Sır olan, bütün bu bilinenlerin neden yapılmadığı, hükümetin ve parlamentonun bu konuda neden harekete geçmediği.
‘Örgüt amaç ve hedefleri doğrultusunda...’
Türkiye, evet 30 yıldır kanlı bir ayrılıkçı terörün yaşandığı yer. Ülkemizde 70’li yıllardan beri terör var, can alıyor.
Bunlar doğru ama öte yandan aynı Türkiye, 35 binden fazla terör hükümlüsü veya yargılananıyla dünya rekorlarına sahip ülkenin de adı.
Bir noktada sormamız gerekiyor: Bizim neden bu kadar çok teröristimiz var acaba?
Acaba hakkında herhangi bir eyleme katıldığına dair kanıt olmayan ama sadece ‘örgüt üyeliği’nden mahkumiyet alan veya tutuklu olarak yargılanan kaç kişi var?
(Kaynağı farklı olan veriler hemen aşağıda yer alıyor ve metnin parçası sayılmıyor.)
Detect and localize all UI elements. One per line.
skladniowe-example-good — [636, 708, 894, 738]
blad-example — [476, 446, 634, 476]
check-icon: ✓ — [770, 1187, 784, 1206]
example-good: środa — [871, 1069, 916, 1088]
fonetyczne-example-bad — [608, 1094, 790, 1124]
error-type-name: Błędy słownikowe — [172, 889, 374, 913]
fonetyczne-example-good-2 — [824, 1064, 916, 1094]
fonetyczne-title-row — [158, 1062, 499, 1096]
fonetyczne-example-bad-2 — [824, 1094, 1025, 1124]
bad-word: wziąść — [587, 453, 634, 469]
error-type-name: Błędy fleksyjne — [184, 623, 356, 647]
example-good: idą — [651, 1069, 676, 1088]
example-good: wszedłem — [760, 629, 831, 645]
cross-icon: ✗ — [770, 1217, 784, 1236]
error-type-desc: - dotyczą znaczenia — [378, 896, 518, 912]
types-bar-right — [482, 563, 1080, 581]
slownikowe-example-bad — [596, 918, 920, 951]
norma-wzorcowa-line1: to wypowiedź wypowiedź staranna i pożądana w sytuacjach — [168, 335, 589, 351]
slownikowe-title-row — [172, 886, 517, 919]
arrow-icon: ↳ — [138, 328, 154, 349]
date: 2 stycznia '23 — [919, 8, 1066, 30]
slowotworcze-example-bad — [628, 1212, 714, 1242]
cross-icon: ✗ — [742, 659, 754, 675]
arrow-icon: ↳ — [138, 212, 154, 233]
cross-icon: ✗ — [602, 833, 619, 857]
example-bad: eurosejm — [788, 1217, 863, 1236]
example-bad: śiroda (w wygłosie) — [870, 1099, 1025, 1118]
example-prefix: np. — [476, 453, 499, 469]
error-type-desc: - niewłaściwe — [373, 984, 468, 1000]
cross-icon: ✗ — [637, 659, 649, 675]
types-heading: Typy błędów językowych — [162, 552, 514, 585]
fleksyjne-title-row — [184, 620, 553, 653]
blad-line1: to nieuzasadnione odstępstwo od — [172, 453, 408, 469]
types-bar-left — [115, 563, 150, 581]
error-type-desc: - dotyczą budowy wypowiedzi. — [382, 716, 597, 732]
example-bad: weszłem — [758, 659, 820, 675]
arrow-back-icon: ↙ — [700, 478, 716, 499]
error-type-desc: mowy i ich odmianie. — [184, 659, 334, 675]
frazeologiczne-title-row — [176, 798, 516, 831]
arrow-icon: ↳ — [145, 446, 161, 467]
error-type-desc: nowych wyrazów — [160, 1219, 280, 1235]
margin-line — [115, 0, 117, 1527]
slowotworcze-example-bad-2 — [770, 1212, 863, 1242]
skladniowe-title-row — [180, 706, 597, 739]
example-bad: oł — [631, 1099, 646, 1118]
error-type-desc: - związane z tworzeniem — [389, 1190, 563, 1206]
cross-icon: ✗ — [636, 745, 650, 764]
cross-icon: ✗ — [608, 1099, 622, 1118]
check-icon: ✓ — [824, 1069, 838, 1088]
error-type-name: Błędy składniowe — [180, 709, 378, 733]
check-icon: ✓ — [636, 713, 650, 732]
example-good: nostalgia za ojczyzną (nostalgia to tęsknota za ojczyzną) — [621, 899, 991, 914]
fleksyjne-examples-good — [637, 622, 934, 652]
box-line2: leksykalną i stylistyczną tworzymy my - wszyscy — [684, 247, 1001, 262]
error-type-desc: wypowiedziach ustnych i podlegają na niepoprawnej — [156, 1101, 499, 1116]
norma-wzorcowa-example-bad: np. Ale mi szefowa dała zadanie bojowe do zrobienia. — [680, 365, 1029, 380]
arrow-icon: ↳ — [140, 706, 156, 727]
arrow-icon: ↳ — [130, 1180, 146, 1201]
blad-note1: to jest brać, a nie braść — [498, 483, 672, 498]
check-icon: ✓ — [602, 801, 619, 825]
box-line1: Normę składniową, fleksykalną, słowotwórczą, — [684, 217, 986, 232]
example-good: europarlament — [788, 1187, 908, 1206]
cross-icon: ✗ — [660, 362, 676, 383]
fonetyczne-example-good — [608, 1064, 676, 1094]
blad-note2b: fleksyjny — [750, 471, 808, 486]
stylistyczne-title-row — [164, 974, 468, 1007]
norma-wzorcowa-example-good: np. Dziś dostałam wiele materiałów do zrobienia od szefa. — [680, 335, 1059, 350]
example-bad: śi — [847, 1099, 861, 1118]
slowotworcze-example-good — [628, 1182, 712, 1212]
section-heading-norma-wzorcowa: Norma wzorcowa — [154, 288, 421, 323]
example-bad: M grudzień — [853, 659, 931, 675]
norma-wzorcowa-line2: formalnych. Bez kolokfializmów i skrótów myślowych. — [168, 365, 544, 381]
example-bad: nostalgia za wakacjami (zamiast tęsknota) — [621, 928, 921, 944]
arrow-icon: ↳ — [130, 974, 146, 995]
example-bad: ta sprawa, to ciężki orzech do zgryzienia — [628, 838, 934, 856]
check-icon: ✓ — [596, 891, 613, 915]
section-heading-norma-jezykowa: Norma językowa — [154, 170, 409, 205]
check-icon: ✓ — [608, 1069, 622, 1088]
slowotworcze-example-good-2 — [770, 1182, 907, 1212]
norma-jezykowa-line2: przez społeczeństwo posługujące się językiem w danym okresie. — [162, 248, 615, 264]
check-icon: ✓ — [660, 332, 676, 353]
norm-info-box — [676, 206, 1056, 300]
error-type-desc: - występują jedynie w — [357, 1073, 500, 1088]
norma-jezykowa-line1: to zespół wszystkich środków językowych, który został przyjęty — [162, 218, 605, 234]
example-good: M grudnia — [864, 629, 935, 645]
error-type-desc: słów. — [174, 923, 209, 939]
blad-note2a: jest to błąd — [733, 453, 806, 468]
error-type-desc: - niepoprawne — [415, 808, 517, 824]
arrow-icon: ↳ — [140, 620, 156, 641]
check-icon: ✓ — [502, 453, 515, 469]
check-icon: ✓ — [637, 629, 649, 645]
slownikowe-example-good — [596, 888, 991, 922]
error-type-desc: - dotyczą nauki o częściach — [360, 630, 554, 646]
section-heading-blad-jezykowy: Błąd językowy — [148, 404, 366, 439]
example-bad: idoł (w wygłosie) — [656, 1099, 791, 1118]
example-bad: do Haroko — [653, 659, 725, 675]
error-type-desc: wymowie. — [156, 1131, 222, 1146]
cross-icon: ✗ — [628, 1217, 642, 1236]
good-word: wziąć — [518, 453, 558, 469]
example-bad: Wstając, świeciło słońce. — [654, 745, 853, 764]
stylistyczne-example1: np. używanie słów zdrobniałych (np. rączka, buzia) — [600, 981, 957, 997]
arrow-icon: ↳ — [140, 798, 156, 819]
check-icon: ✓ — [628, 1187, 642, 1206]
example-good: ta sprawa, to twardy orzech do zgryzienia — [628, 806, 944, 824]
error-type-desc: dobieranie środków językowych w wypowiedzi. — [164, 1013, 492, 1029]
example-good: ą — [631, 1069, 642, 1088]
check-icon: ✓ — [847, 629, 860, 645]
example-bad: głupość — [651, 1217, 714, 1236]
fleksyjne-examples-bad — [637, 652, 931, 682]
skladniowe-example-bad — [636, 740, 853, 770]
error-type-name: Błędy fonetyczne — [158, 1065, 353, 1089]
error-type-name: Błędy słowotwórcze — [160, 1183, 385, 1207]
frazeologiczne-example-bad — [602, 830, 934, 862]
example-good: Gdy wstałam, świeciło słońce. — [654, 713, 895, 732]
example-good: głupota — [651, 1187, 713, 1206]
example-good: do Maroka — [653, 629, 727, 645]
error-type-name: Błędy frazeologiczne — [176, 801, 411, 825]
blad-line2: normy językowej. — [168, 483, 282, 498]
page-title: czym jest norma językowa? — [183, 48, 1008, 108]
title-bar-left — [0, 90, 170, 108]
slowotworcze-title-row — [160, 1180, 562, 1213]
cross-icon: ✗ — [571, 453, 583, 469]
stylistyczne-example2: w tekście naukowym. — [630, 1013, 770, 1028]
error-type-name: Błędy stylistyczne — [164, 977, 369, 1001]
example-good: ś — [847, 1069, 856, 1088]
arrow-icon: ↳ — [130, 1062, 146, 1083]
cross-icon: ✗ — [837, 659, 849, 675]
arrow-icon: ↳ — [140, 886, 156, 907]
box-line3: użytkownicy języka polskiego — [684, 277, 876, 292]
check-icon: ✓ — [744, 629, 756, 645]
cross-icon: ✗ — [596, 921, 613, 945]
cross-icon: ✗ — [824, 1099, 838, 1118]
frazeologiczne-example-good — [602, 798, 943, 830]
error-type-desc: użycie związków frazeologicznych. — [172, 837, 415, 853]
Acaba herhangi bir eyleme katıldığına dair delil olmayan ama ‘Örgüt amaç ve hedefleri doğrultusunda propaganda yapmak’tan tutuklu yargılanan veya hüküm giymiş olan kaç kişi var?
Ve yine acaba, eline hiç silah almamış ama ‘örgüte yardım yataklık’tan tutuklu yargılanan veya hüküm giymiş kaç kişi var?
Göreceksiniz, 35 bini aşan ‘terörist’imizin çoğunluğu bu üç kategoriden insanlar.
Düşüncenin kendisini veya onu açıklamayı terör saymaya devam ettiğimiz müddetçe bu böyle olacak.